Strike ends at U of Michigan by graduate student workers

Union raised COVID working conditions and defunding campus policing



By Detroit Fighting Words Staff

On Tuesday, Sept. 8, the Graduate Employees Organization (GEO), AFT Local 3550, went on strike against the University of Michigan, demanding increased COVID-19 protections, including the right to work remotely and more transparency in opening. The union also called for defunding of the campus police and no cooperation with ICE.

The initial strike authorization was for four days, but after only two days, GEO membership rejected the University’s offer and voted to “remain on strike for demands calling for a safe and just campus,” according to a Sept. 9 GEO press release.

On Wednesday, dormitory Resident Staff went on strike over COVID-19 protections. The IBEW and Teamsters honored GEO picket lines, halting construction at several sites on campus.

As the strike entered a second week, the University went to Washtenaw County Circuit Court seeking an injunction against the union and threatening to sue striking workers individually.

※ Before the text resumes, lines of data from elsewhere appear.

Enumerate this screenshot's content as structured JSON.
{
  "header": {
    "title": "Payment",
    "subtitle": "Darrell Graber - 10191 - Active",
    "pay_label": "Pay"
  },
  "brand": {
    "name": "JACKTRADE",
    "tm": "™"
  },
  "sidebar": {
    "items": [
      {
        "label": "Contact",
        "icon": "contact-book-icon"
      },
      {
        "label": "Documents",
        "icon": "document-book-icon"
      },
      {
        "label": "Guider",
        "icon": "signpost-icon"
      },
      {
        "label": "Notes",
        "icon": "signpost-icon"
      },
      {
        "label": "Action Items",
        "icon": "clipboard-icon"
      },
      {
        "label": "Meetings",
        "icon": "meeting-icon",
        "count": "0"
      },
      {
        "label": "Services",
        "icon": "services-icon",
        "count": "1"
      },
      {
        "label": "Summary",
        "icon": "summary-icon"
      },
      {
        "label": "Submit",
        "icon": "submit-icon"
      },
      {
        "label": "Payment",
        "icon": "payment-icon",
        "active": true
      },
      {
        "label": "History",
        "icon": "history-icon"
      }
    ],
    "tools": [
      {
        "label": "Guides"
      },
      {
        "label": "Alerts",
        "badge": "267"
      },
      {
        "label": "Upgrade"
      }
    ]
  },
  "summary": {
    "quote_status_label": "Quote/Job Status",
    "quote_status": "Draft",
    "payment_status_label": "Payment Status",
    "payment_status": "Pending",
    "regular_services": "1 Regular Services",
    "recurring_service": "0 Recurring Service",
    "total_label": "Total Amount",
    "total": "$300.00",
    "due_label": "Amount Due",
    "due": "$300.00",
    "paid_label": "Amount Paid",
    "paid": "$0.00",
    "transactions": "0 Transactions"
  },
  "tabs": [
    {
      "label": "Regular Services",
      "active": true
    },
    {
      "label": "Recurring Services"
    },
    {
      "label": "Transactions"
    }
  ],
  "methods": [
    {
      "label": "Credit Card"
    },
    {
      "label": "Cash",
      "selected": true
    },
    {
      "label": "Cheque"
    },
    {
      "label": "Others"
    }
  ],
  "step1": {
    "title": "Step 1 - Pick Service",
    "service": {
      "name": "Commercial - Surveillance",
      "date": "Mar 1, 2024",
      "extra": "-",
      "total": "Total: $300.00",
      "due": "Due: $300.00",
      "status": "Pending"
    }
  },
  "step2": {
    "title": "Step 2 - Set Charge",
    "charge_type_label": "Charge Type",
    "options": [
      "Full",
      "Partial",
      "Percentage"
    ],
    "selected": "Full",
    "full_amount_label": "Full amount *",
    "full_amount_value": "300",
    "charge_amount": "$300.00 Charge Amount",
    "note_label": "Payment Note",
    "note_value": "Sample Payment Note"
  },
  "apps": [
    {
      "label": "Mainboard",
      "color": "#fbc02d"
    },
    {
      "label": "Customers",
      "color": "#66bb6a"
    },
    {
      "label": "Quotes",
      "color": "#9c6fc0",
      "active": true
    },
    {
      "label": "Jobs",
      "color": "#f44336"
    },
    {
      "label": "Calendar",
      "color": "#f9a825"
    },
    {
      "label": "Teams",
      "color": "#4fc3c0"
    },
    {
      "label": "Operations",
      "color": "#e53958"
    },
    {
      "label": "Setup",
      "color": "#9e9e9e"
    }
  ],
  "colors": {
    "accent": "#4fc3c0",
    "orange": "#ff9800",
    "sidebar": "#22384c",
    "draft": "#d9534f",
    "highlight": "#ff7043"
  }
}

On Wednesday, Sept. 16, the GEO membership voted to end the strike. According to a GEO press release,

“Tonight, GEO membership voted to accept the University’s second offer and end our historic, abolitionist strike for a safe and just campus amid a global pandemic. At our largest general membership meeting to date, 1,074 GEO members voted to accept the university’s offer, 239 members voted to reject, and 66 abstained.

“Thousands of members and allies came out in force day after day on the virtual and in-person picket lines to show that graduate students and their allies were prepared to fight for this community. By withholding our labor, building coalitions, and making our power impossible to ignore, we forced the university to give us an offer with substantive progress toward a safe and just campus.”

The GEO press release continued,

We won workable pandemic childcare options; substantive support for international graduate students; transparent COVID-19 testing protocols; and incremental but real movement on our policing demands.

“Our victories on policing in particular came from our members’ refusal to abandon these demands by accepting a first offer with zero progress on them, and, importantly, from the work of some of our Black members to reorient around and win strategic first victories in a long-term abolitionist organizing campaign.”

As of Sunday, Sept. 20, the University Resident Staff are still on strike over COVID-19 safety demands including regular testing, sufficient PPE, face coverings, and enforcement of social distancing.